= Cat massage =

Massage-therapy techniques applied to domestic cats

Cat massage is a practice used by veterinarians and at home by pet owners to apply massage therapy techniques to domestic cats, primarily for relieving pain and discomfort, as well as a means of strengthening the cat–human bond through intimate interaction.

==Techniques==
Veterinarians advise that a pet owner apply gentle massages to their cat, and if they wish to give a deeper full-body massage, it is best done by a trained professional. However, a specialist can demonstrate basic techniques for the owner to use at home.

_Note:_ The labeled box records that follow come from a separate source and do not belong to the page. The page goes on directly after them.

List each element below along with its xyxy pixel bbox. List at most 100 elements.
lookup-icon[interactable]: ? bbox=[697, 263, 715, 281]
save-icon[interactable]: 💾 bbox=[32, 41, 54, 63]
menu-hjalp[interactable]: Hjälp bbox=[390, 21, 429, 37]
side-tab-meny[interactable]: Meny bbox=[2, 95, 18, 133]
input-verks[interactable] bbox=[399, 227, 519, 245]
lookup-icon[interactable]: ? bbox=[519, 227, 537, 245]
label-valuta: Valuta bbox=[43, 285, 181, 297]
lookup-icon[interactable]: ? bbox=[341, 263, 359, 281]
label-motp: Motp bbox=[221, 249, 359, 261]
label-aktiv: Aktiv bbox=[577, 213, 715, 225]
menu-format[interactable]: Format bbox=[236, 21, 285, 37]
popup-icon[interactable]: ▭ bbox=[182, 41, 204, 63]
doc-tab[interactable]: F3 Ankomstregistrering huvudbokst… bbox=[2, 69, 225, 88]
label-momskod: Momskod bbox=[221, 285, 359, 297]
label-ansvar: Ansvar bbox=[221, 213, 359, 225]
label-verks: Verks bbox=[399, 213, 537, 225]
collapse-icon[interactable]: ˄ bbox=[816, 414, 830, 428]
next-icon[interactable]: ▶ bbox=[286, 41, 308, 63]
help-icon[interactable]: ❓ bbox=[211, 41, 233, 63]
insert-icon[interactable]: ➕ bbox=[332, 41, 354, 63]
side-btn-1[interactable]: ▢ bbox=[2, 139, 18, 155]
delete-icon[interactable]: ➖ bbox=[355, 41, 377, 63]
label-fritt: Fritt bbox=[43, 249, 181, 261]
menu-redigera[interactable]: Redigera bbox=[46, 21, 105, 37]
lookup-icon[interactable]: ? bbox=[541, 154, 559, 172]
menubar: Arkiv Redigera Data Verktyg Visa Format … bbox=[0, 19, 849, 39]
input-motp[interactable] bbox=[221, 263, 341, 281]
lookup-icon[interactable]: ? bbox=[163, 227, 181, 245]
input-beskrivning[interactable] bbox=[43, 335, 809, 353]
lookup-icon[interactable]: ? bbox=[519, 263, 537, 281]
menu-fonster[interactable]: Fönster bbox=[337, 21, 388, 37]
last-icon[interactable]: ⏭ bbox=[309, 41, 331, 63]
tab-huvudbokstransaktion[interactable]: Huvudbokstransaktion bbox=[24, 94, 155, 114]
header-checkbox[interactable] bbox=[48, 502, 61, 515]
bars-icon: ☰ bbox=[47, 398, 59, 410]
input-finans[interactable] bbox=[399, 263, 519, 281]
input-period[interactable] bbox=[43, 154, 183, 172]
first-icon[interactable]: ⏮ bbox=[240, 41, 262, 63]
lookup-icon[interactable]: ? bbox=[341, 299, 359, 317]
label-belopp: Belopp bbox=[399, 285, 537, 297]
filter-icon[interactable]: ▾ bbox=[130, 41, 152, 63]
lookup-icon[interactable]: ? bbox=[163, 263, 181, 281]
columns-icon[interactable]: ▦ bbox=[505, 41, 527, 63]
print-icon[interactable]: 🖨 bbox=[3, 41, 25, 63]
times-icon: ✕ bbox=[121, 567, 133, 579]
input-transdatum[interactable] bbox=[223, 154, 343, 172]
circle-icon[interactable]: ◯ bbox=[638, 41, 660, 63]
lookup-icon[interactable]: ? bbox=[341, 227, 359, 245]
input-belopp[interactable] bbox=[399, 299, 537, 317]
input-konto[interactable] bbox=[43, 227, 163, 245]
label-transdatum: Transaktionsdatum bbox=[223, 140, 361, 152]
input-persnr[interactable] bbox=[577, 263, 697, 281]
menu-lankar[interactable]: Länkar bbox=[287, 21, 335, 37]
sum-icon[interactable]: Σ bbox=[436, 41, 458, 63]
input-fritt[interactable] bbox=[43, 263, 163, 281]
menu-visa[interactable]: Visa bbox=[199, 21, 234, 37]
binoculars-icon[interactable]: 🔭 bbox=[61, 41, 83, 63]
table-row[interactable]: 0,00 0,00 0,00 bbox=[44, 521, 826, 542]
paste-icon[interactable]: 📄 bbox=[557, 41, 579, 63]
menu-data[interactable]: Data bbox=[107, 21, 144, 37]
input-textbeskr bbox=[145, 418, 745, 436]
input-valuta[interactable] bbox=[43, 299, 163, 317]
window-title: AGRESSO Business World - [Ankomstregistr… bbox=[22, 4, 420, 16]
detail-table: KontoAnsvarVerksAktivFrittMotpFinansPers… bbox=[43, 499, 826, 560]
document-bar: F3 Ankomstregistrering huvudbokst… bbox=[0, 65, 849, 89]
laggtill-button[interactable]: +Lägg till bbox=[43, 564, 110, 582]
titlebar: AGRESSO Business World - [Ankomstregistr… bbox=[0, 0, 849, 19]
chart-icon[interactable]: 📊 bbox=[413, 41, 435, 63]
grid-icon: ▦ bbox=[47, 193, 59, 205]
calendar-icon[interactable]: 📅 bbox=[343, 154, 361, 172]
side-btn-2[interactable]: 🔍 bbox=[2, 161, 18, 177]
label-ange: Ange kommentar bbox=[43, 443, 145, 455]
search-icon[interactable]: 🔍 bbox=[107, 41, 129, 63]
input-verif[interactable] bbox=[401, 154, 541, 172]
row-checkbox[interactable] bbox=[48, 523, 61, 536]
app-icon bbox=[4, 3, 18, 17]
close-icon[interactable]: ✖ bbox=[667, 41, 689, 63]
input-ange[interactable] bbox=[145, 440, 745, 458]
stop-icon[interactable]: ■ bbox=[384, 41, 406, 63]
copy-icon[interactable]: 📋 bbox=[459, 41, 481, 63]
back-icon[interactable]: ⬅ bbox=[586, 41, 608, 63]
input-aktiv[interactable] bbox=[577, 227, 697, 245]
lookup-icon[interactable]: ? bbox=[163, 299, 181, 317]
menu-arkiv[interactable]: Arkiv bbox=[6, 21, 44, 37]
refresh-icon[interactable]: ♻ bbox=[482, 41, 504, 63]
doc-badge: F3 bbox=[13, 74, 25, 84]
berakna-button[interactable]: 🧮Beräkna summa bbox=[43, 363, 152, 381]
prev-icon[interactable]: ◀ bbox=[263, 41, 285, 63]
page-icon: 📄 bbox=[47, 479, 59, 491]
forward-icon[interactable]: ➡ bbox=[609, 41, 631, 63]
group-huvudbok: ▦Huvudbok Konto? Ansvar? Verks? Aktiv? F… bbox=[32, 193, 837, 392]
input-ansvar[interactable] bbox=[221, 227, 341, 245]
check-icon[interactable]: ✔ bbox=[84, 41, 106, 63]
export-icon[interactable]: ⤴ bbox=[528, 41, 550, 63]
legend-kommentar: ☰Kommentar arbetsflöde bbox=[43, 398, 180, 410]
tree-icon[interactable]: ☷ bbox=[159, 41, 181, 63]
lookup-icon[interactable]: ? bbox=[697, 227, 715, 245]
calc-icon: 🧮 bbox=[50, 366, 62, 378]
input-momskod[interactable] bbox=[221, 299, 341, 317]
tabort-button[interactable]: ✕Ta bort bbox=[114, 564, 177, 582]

A massage session typically begins with light petting from head to tail, both to relax the cat and to note areas of muscular tension, lumps, swelling, elevated temperature. After the cat has shown that it is relaxed, the owner may employ the effleurage technique: gliding, stroking motions with an open hand and medium pressure, following the muscle contours, and "toward the heart, so from the toes toward the torso, and from the backside toward the head". This is helpful in stimulating circulation of blood and lymph, as well as warming up the soft tissues; it may be effective in relieving edema (swelling caused by fluid build-up) in particular. This may progress to petrissage, a series of kneading and skin-rolling strokes of the skin and muscles, "from the ends of the limbs to the torso and from the tail to the head". This may relieve muscle tension, knots, and spasms. A more advanced technique is tapotement, the use of a rapid series of concussive or percussive medium-firm strokes to tap or carefully "chop" thicker muscles. This is performed using the edge of the hand, with either the fingertips held together or with the hand cupped circularly. (Note: This VCA source only calls the circular-hand style tapotement, but the term actually encompasses all of these percussive techniques. ) This technique stimulates muscles and other tissues, increasing blood and lymph circulation. The massage session generally ends with another round of gentle stroking.

==Risks==
A cat that becomes agitated during a massage may bite or scratch, which can be associated with dangerous infections, such as cat-scratch disease, caused by Pasteurella multocida bacteria, and tenosynovitis, depending on the location and depth of injuries.